Dynamic rules declared in the assetlinks.json file can only specify rules for
the hosts that you declare in your app's AndroidManifest.xml
file. The dynamic
rules cannot expand the scope of the URL rules that you declare statically in
your app manifest.
For this reason, we recommend using this approach across your dynamic and static rules:
- In your app manifest, set rules with the broadest possible scope, such as by declaring scheme and domain only
- Rely on the server-side dynamic rules for further refinement, such as path-level routing.
With this ideal configuration, you will be able to dynamically add new App Links paths in the assetlinks.json file as needed, knowing that they will fit within the broad scope that you've set in the app manifest.
Declare dynamic_app_link_components only once
For proper handling of your rules, declare only one dynamic_app_link_components object across the statements for a given site, relation, and app.
- Look for multiple statements for the same site, relation, and app, that declare a dynamic_app_link_components object.
- Look for multiple dynamic_app_link_components objects that are declared in a single statement
In cases like these, Android does not guarantee which dynamic rules configuration will be used.
Dynamic rules compatibility with earlier App Links configurations
If you are already supporting App Links, you can add support for Dynamic App Links directly in your existing assetlinks.json file.
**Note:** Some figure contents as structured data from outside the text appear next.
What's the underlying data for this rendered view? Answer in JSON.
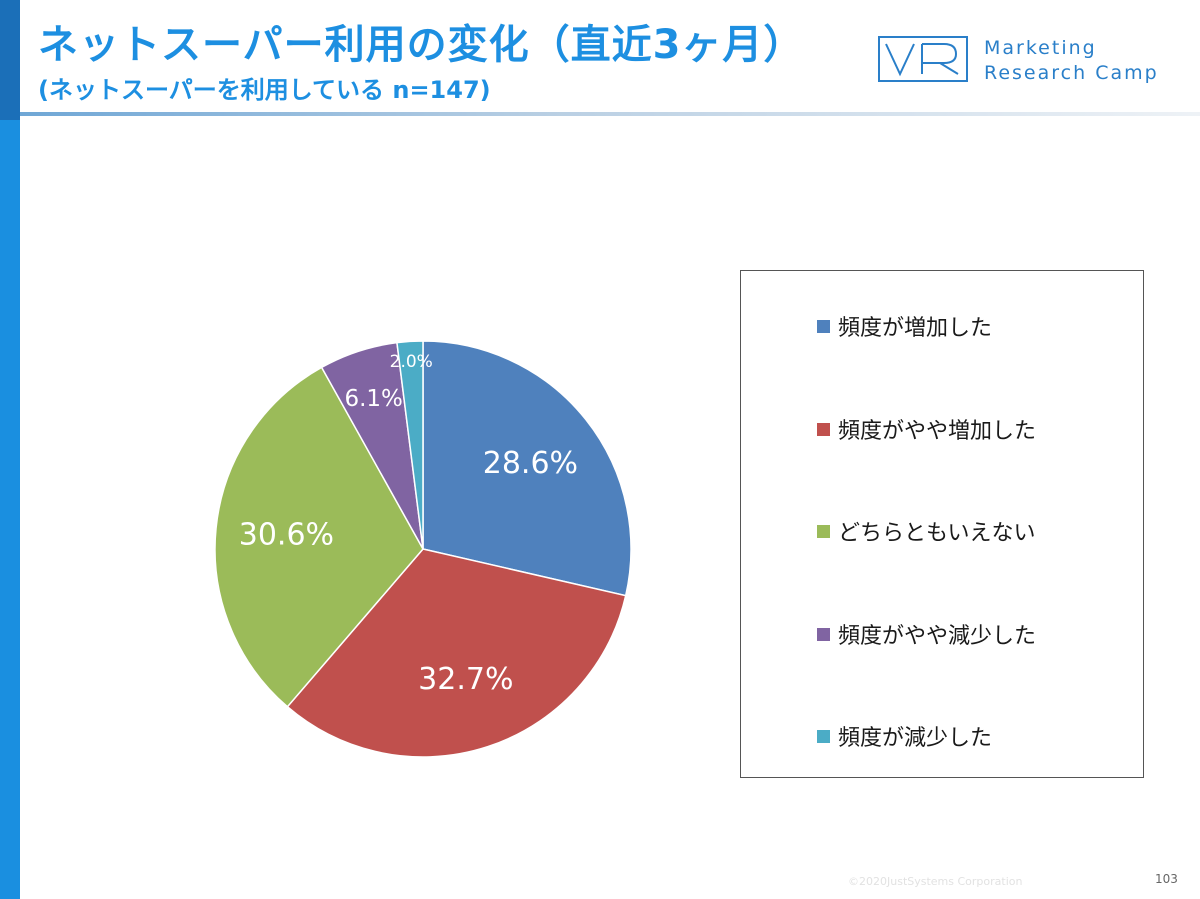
{
  "header": {
    "title": "ネットスーパー利用の変化（直近3ヶ月）",
    "subtitle": "(ネットスーパーを利用している n=147)"
  },
  "brand": {
    "line1": "Marketing",
    "line2": "Research Camp"
  },
  "footer": {
    "copyright": "©2020JustSystems Corporation",
    "page_number": "103"
  },
  "colors": {
    "accent": "#1d8fe1",
    "left_bar": "#1a8fe0"
  },
  "chart_data": {
    "type": "pie",
    "title": "",
    "categories": [
      "頻度が増加した",
      "頻度がやや増加した",
      "どちらともいえない",
      "頻度がやや減少した",
      "頻度が減少した"
    ],
    "values": [
      28.6,
      32.7,
      30.6,
      6.1,
      2.0
    ],
    "labels": [
      "28.6%",
      "32.7%",
      "30.6%",
      "6.1%",
      "2.0%"
    ],
    "colors": [
      "#4f81bd",
      "#c0504d",
      "#9bbb59",
      "#8064a2",
      "#4bacc6"
    ],
    "start_angle_deg": 0,
    "direction": "clockwise",
    "legend_position": "right"
  }
}
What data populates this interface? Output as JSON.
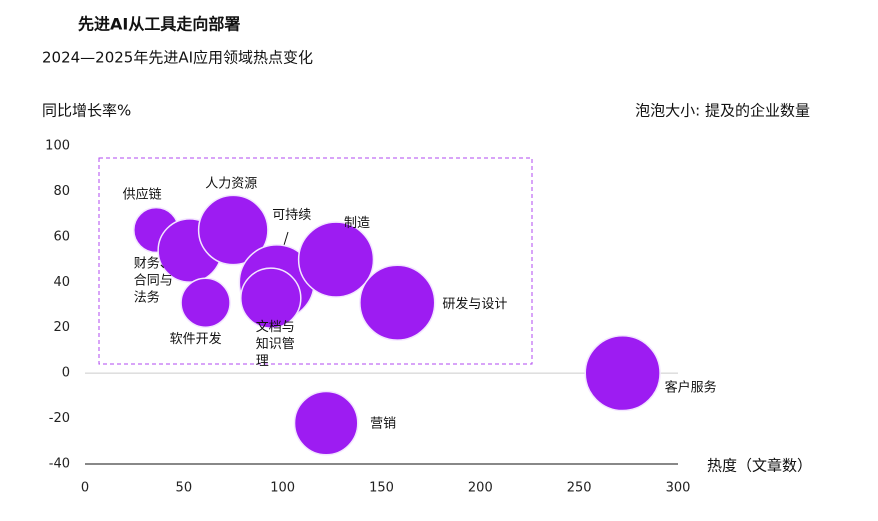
{
  "chart_data": {
    "type": "bubble",
    "title": "先进AI从工具走向部署",
    "subtitle": "2024—2025年先进AI应用领域热点变化",
    "y_label": "同比增长率%",
    "size_label": "泡泡大小: 提及的企业数量",
    "x_label": "热度（文章数）",
    "categories": [
      "供应链",
      "财务、合同与法务",
      "人力资源",
      "软件开发",
      "可持续",
      "文档与知识管理",
      "制造",
      "研发与设计",
      "客户服务",
      "营销"
    ],
    "x": [
      36,
      53,
      75,
      61,
      97,
      94,
      127,
      158,
      272,
      122
    ],
    "values": [
      63,
      54,
      63,
      31,
      40,
      33,
      50,
      31,
      0,
      -22
    ],
    "sizes": [
      5,
      10,
      12,
      6,
      14,
      9,
      14,
      14,
      14,
      10
    ],
    "color": "#9d1cf2",
    "xlim": [
      0,
      300
    ],
    "xticks": [
      0,
      50,
      100,
      150,
      200,
      250,
      300
    ],
    "ylim": [
      -40,
      100
    ],
    "yticks": [
      -40,
      -20,
      0,
      20,
      40,
      60,
      80,
      100
    ]
  }
}
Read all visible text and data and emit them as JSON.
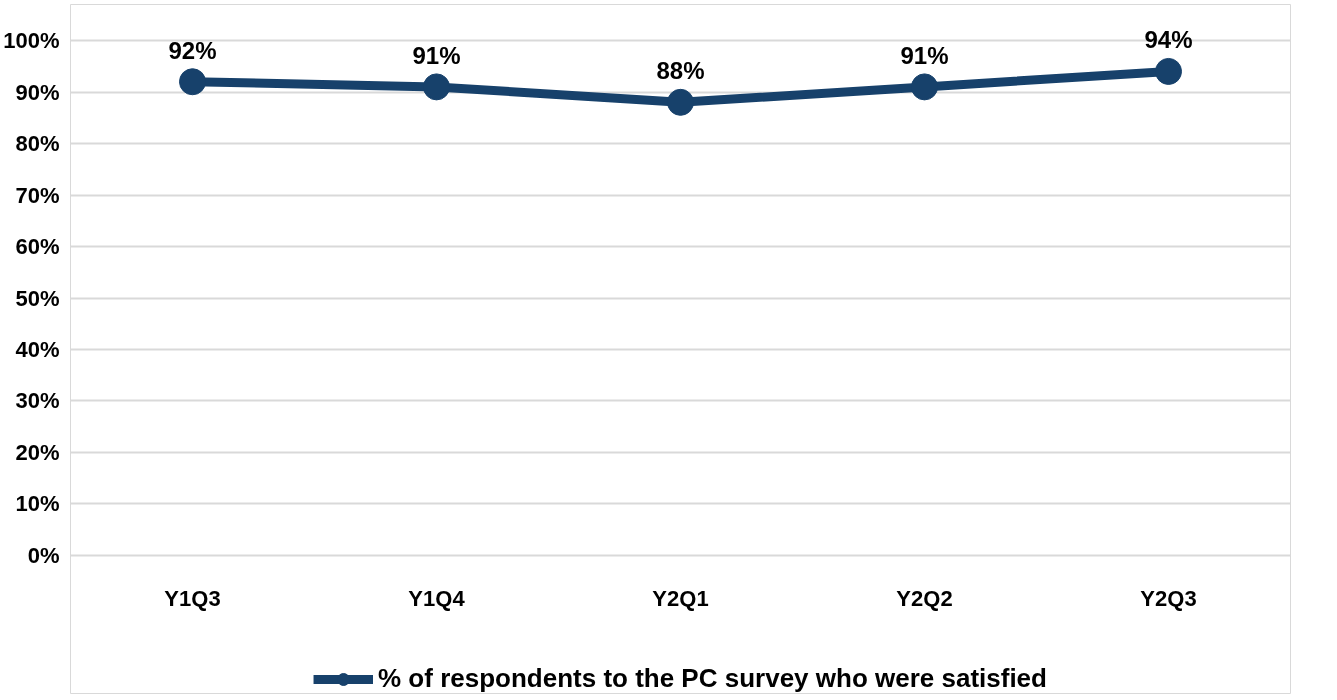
{
  "chart_data": {
    "type": "line",
    "categories": [
      "Y1Q3",
      "Y1Q4",
      "Y2Q1",
      "Y2Q2",
      "Y2Q3"
    ],
    "series": [
      {
        "name": "% of respondents to the PC survey who were satisfied",
        "color": "#17416b",
        "values": [
          92,
          91,
          88,
          91,
          94
        ]
      }
    ],
    "value_labels": [
      "92%",
      "91%",
      "88%",
      "91%",
      "94%"
    ],
    "ylim": [
      0,
      100
    ],
    "yticks": [
      {
        "value": 0,
        "label": "0%"
      },
      {
        "value": 10,
        "label": "10%"
      },
      {
        "value": 20,
        "label": "20%"
      },
      {
        "value": 30,
        "label": "30%"
      },
      {
        "value": 40,
        "label": "40%"
      },
      {
        "value": 50,
        "label": "50%"
      },
      {
        "value": 60,
        "label": "60%"
      },
      {
        "value": 70,
        "label": "70%"
      },
      {
        "value": 80,
        "label": "80%"
      },
      {
        "value": 90,
        "label": "90%"
      },
      {
        "value": 100,
        "label": "100%"
      }
    ],
    "grid": "y",
    "legend": "bottom",
    "marker": "circle",
    "line_style": "solid"
  }
}
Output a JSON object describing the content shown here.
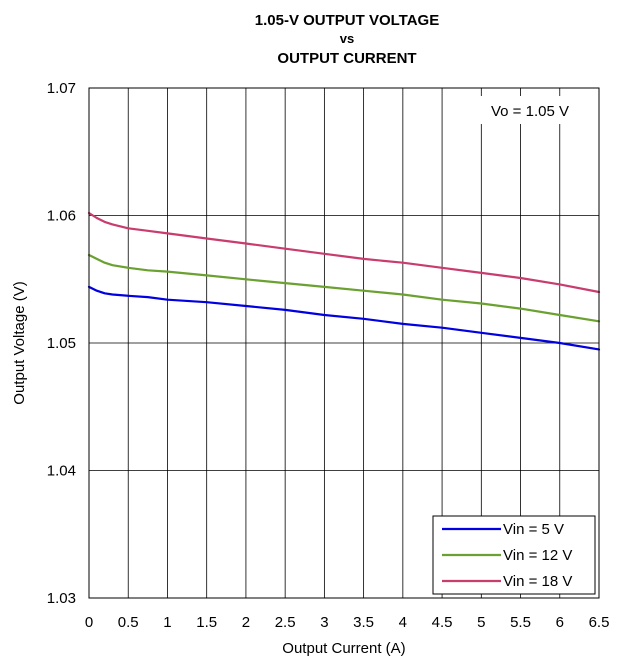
{
  "chart_data": {
    "type": "line",
    "title_lines": [
      "1.05-V OUTPUT VOLTAGE",
      "vs",
      "OUTPUT CURRENT"
    ],
    "xlabel": "Output Current (A)",
    "ylabel": "Output Voltage (V)",
    "xlim": [
      0,
      6.5
    ],
    "ylim": [
      1.03,
      1.07
    ],
    "x_ticks": [
      "0",
      "0.5",
      "1",
      "1.5",
      "2",
      "2.5",
      "3",
      "3.5",
      "4",
      "4.5",
      "5",
      "5.5",
      "6",
      "6.5"
    ],
    "y_ticks": [
      "1.03",
      "1.04",
      "1.05",
      "1.06",
      "1.07"
    ],
    "annotation": "Vo = 1.05 V",
    "grid": true,
    "legend_position": "bottom-right",
    "series": [
      {
        "name": "Vin = 5 V",
        "color": "#0000e0",
        "x": [
          0,
          0.1,
          0.2,
          0.3,
          0.5,
          0.75,
          1,
          1.5,
          2,
          2.5,
          3,
          3.5,
          4,
          4.5,
          5,
          5.5,
          6,
          6.5
        ],
        "y": [
          1.0544,
          1.0541,
          1.0539,
          1.0538,
          1.0537,
          1.0536,
          1.0534,
          1.0532,
          1.0529,
          1.0526,
          1.0522,
          1.0519,
          1.0515,
          1.0512,
          1.0508,
          1.0504,
          1.05,
          1.0495
        ]
      },
      {
        "name": "Vin = 12 V",
        "color": "#6aa130",
        "x": [
          0,
          0.1,
          0.2,
          0.3,
          0.5,
          0.75,
          1,
          1.5,
          2,
          2.5,
          3,
          3.5,
          4,
          4.5,
          5,
          5.5,
          6,
          6.5
        ],
        "y": [
          1.0569,
          1.0566,
          1.0563,
          1.0561,
          1.0559,
          1.0557,
          1.0556,
          1.0553,
          1.055,
          1.0547,
          1.0544,
          1.0541,
          1.0538,
          1.0534,
          1.0531,
          1.0527,
          1.0522,
          1.0517
        ]
      },
      {
        "name": "Vin = 18 V",
        "color": "#c83c6e",
        "x": [
          0,
          0.1,
          0.2,
          0.3,
          0.5,
          0.75,
          1,
          1.5,
          2,
          2.5,
          3,
          3.5,
          4,
          4.5,
          5,
          5.5,
          6,
          6.5
        ],
        "y": [
          1.0602,
          1.0598,
          1.0595,
          1.0593,
          1.059,
          1.0588,
          1.0586,
          1.0582,
          1.0578,
          1.0574,
          1.057,
          1.0566,
          1.0563,
          1.0559,
          1.0555,
          1.0551,
          1.0546,
          1.054
        ]
      }
    ]
  }
}
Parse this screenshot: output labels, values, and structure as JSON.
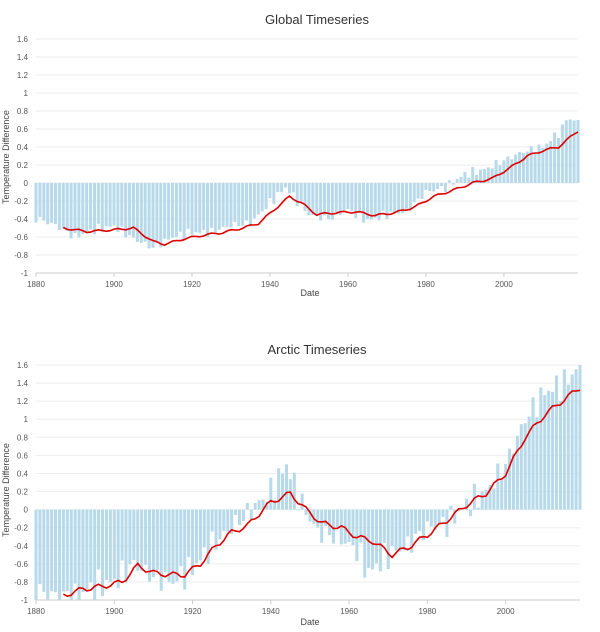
{
  "colors": {
    "bar": "#b7d9ea",
    "line": "#dd0000",
    "grid": "#eeeeee",
    "axis": "#cccccc"
  },
  "chart_data": [
    {
      "type": "bar",
      "title": "Global Timeseries",
      "xlabel": "Date",
      "ylabel": "Temperature Difference",
      "xlim": [
        1880,
        2019
      ],
      "ylim": [
        -1,
        1.6
      ],
      "yticks": [
        "1.6",
        "1.4",
        "1.2",
        "1",
        "0.8",
        "0.6",
        "0.4",
        "0.2",
        "0",
        "-0.2",
        "-0.4",
        "-0.6",
        "-0.8",
        "-1"
      ],
      "xticks": [
        "1880",
        "1900",
        "1920",
        "1940",
        "1960",
        "1980",
        "2000"
      ],
      "bar_anchors": [
        [
          1880,
          -0.39
        ],
        [
          1885,
          -0.47
        ],
        [
          1890,
          -0.6
        ],
        [
          1895,
          -0.52
        ],
        [
          1900,
          -0.48
        ],
        [
          1905,
          -0.62
        ],
        [
          1910,
          -0.72
        ],
        [
          1915,
          -0.6
        ],
        [
          1920,
          -0.55
        ],
        [
          1925,
          -0.55
        ],
        [
          1930,
          -0.47
        ],
        [
          1935,
          -0.45
        ],
        [
          1940,
          -0.22
        ],
        [
          1944,
          -0.05
        ],
        [
          1950,
          -0.35
        ],
        [
          1955,
          -0.4
        ],
        [
          1960,
          -0.3
        ],
        [
          1965,
          -0.42
        ],
        [
          1970,
          -0.35
        ],
        [
          1975,
          -0.32
        ],
        [
          1980,
          -0.1
        ],
        [
          1985,
          -0.05
        ],
        [
          1990,
          0.1
        ],
        [
          1995,
          0.15
        ],
        [
          2000,
          0.25
        ],
        [
          2005,
          0.35
        ],
        [
          2010,
          0.4
        ],
        [
          2015,
          0.6
        ],
        [
          2016,
          0.72
        ],
        [
          2019,
          0.68
        ]
      ],
      "series_anchors": [
        [
          1887,
          -0.5
        ],
        [
          1893,
          -0.54
        ],
        [
          1900,
          -0.52
        ],
        [
          1905,
          -0.5
        ],
        [
          1910,
          -0.65
        ],
        [
          1913,
          -0.68
        ],
        [
          1918,
          -0.62
        ],
        [
          1923,
          -0.58
        ],
        [
          1928,
          -0.55
        ],
        [
          1933,
          -0.5
        ],
        [
          1937,
          -0.45
        ],
        [
          1941,
          -0.3
        ],
        [
          1945,
          -0.15
        ],
        [
          1948,
          -0.22
        ],
        [
          1952,
          -0.35
        ],
        [
          1957,
          -0.33
        ],
        [
          1962,
          -0.32
        ],
        [
          1967,
          -0.36
        ],
        [
          1972,
          -0.33
        ],
        [
          1977,
          -0.27
        ],
        [
          1982,
          -0.15
        ],
        [
          1987,
          -0.08
        ],
        [
          1992,
          0.0
        ],
        [
          1997,
          0.05
        ],
        [
          2002,
          0.18
        ],
        [
          2006,
          0.3
        ],
        [
          2010,
          0.36
        ],
        [
          2014,
          0.4
        ],
        [
          2019,
          0.58
        ]
      ]
    },
    {
      "type": "bar",
      "title": "Arctic Timeseries",
      "xlabel": "Date",
      "ylabel": "Temperature Difference",
      "xlim": [
        1880,
        2019
      ],
      "ylim": [
        -1,
        1.6
      ],
      "yticks": [
        "1.6",
        "1.4",
        "1.2",
        "1",
        "0.8",
        "0.6",
        "0.4",
        "0.2",
        "0",
        "-0.2",
        "-0.4",
        "-0.6",
        "-0.8",
        "-1"
      ],
      "xticks": [
        "1880",
        "1900",
        "1920",
        "1940",
        "1960",
        "1980",
        "2000"
      ],
      "bar_anchors": [
        [
          1880,
          -0.9
        ],
        [
          1885,
          -0.95
        ],
        [
          1890,
          -0.95
        ],
        [
          1895,
          -0.85
        ],
        [
          1900,
          -0.8
        ],
        [
          1905,
          -0.6
        ],
        [
          1910,
          -0.75
        ],
        [
          1915,
          -0.8
        ],
        [
          1920,
          -0.65
        ],
        [
          1925,
          -0.4
        ],
        [
          1930,
          -0.2
        ],
        [
          1935,
          0.0
        ],
        [
          1940,
          0.2
        ],
        [
          1944,
          0.5
        ],
        [
          1948,
          0.05
        ],
        [
          1952,
          -0.25
        ],
        [
          1957,
          -0.3
        ],
        [
          1962,
          -0.45
        ],
        [
          1965,
          -0.7
        ],
        [
          1970,
          -0.5
        ],
        [
          1975,
          -0.4
        ],
        [
          1980,
          -0.2
        ],
        [
          1985,
          -0.15
        ],
        [
          1990,
          0.05
        ],
        [
          1995,
          0.2
        ],
        [
          2000,
          0.5
        ],
        [
          2005,
          1.0
        ],
        [
          2010,
          1.3
        ],
        [
          2015,
          1.4
        ],
        [
          2019,
          1.6
        ]
      ],
      "series_anchors": [
        [
          1887,
          -0.95
        ],
        [
          1892,
          -0.88
        ],
        [
          1897,
          -0.85
        ],
        [
          1902,
          -0.8
        ],
        [
          1906,
          -0.62
        ],
        [
          1910,
          -0.7
        ],
        [
          1914,
          -0.72
        ],
        [
          1918,
          -0.72
        ],
        [
          1922,
          -0.6
        ],
        [
          1926,
          -0.4
        ],
        [
          1930,
          -0.25
        ],
        [
          1934,
          -0.18
        ],
        [
          1938,
          0.0
        ],
        [
          1940,
          0.08
        ],
        [
          1945,
          0.18
        ],
        [
          1949,
          0.0
        ],
        [
          1953,
          -0.15
        ],
        [
          1958,
          -0.2
        ],
        [
          1962,
          -0.3
        ],
        [
          1966,
          -0.35
        ],
        [
          1971,
          -0.5
        ],
        [
          1975,
          -0.42
        ],
        [
          1980,
          -0.28
        ],
        [
          1985,
          -0.12
        ],
        [
          1990,
          0.05
        ],
        [
          1995,
          0.18
        ],
        [
          2000,
          0.4
        ],
        [
          2005,
          0.8
        ],
        [
          2010,
          1.05
        ],
        [
          2015,
          1.22
        ],
        [
          2019,
          1.35
        ]
      ]
    }
  ]
}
The relation fields for verifying your App Links remain the same, and you can add the new relation extension fields for dynamic rules without any other changes.
Android devices running Android 14 (API level 34 or earlier) ignore the new relation extension fields for dynamic rules, while devices running Android 15 and later will merge those rules with your manifest-defined rules.
Publish the JSON verification file
You must publish your JSON verification file at the following location:
https://domain.name/.well-known/assetlinks.json
Be sure of the following:
- The
assetlinks.json
file is served with content-typeapplication/json
. - The
assetlinks.json
file must be accessible over an HTTPS connection, regardless of whether your app's intent filters declare HTTPS as the data scheme. - The
assetlinks.json
file must be accessible without any redirects (no 301 or 302 redirects). - If your app links support multiple host domains, then you must publish the
assetlinks.json
file on each domain. See Supporting app linking for multiple hosts. - Don't publish your app with test URLs in the manifest file that may not be accessible to the public (such as any that are accessible only with a VPN). A work-around in such cases is to configure build variants to generate a different manifest file for dev builds.